Vital statistics.

This week - The annual IDC Technology forum highlights the trends in internet adoption across Europe and the US.

The news that Hewlett Packard is trying to reinvent itself as a consultancy business by buying the consulting arm of PriceWaterhouseCoopers should come as no surprise.

As one of the biggest PC and printer manufacturers in the world, HP has plenty of funds in its war chest and consultancy is an obvious area for expansion.

Not only are HP's technology consulting services a booming area, but figures unveiled last week at the annual IDC Technology forum show consulting is currently the leading internet adopter industry, with the highest share of the expected $394 billion to be spent on web technology in the year to end 2001.

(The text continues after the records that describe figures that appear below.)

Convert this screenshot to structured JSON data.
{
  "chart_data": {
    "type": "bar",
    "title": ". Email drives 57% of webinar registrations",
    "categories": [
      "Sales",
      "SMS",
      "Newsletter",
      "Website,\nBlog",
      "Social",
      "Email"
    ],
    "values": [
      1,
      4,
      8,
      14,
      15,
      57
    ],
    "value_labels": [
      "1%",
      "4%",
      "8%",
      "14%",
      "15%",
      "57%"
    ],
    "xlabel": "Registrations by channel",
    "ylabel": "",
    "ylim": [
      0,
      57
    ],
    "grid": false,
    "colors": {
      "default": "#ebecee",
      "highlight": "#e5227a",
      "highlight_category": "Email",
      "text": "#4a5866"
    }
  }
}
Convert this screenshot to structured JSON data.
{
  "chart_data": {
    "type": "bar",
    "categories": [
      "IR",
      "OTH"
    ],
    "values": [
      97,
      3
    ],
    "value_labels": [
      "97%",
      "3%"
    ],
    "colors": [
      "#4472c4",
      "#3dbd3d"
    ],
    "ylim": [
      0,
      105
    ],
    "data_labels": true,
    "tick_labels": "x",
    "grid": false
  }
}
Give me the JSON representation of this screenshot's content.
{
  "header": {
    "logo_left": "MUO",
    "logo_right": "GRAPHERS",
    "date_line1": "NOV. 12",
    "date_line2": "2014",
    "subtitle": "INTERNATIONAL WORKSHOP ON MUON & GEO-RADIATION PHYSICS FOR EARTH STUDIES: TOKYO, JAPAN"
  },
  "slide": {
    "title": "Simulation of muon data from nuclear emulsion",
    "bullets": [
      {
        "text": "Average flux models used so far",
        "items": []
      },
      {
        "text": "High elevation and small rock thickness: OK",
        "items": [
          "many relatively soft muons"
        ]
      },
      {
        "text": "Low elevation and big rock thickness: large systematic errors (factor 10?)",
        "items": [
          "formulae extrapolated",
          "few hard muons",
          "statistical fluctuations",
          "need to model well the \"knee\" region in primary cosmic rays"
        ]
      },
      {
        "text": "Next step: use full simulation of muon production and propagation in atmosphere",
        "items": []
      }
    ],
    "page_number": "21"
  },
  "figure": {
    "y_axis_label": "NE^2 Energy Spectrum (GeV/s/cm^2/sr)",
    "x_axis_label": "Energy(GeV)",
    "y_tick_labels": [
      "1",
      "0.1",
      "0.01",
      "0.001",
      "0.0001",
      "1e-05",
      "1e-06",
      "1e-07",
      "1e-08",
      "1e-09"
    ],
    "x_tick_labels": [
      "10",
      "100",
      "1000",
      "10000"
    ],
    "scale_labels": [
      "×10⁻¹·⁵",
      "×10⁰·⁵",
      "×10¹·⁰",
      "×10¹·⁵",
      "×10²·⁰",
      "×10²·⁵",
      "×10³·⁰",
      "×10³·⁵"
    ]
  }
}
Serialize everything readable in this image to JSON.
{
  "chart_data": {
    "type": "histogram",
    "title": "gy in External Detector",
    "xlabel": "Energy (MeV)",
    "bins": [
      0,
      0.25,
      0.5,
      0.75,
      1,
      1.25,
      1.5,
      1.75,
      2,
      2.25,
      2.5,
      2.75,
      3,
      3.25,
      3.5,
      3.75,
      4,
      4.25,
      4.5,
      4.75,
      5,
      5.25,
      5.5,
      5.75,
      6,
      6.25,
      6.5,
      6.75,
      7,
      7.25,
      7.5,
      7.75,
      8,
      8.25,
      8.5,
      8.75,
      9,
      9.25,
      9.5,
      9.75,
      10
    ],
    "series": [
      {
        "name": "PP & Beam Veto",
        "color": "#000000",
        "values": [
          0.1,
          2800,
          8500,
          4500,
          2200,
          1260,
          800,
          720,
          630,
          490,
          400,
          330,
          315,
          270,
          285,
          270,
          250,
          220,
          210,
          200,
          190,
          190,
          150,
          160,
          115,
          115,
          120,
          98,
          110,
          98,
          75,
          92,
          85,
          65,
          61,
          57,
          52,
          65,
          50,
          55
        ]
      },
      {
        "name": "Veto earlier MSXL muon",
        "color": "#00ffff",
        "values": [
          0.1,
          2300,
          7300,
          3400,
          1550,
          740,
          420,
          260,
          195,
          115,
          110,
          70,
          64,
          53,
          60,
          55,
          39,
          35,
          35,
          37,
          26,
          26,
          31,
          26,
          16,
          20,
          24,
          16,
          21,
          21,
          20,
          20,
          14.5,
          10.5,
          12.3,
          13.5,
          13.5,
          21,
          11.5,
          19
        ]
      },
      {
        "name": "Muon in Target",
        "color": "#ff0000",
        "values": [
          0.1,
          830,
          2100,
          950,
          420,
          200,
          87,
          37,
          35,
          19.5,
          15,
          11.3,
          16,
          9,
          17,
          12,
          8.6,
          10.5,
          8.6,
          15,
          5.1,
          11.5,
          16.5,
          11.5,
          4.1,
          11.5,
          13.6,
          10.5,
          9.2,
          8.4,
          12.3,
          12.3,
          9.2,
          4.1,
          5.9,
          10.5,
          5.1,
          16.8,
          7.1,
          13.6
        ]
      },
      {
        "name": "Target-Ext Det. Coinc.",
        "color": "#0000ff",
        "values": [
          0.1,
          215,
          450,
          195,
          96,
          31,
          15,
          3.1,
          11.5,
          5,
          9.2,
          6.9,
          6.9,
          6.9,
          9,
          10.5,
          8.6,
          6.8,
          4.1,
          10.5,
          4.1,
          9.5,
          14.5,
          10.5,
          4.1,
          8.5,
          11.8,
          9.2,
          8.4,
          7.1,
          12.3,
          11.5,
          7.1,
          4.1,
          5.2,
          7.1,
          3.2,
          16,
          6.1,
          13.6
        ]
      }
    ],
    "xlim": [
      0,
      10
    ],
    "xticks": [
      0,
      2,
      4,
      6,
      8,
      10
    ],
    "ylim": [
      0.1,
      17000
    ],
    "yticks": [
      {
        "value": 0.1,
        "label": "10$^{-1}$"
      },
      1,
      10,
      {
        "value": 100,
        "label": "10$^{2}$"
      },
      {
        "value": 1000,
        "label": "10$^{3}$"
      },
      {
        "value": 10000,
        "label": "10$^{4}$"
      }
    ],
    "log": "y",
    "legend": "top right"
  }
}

The global skills shortage makes the PwC deal an even more attractive move for HP since IDC estimates an overall shortage of 1.7 million jobs in Europe and that 90 per cent of that demand shortfall will be felt by business and industry. Only six per cent of the demand comes from technology vendors and dotcoms and four per cent from media and government.

The skills shortage is now the biggest factor holding back the development of the internet in Western Europe, with training programmes and plans to import labour, being implemented too late to solve the problem in the short term.

IDC researchers, unveiling a number of reports at their Monaco summit, looked at both the amounts of money being invested and the level of sophistication in the planned implementation of internet business processes. The study found that retail banking and the food, retail and wholesale industries were planning the most advanced use of the net.

But when it came to spending plans, it was consulting and banking that were leading the way in terms of the size of the investments they were making.

The study found that European companies take on average 25 per cent longer to evaluate and implement technology than their US competitors. There are five times as many web start-ups in the US as in Europe, and the average venture capital investment is now $10m in the US, seven times the European average.

On the consumer side, IDC found that among West Europeans, the British were least likely to trust the internet and the most likely to say it was too expensive; the French were the least likely to be interested in the internet; and the Nordics were the most likely to say that it was too difficult to use.

Across Europe, 10 per cent of retail bank accounts are already online and this will rise to 30 per cent by 2004.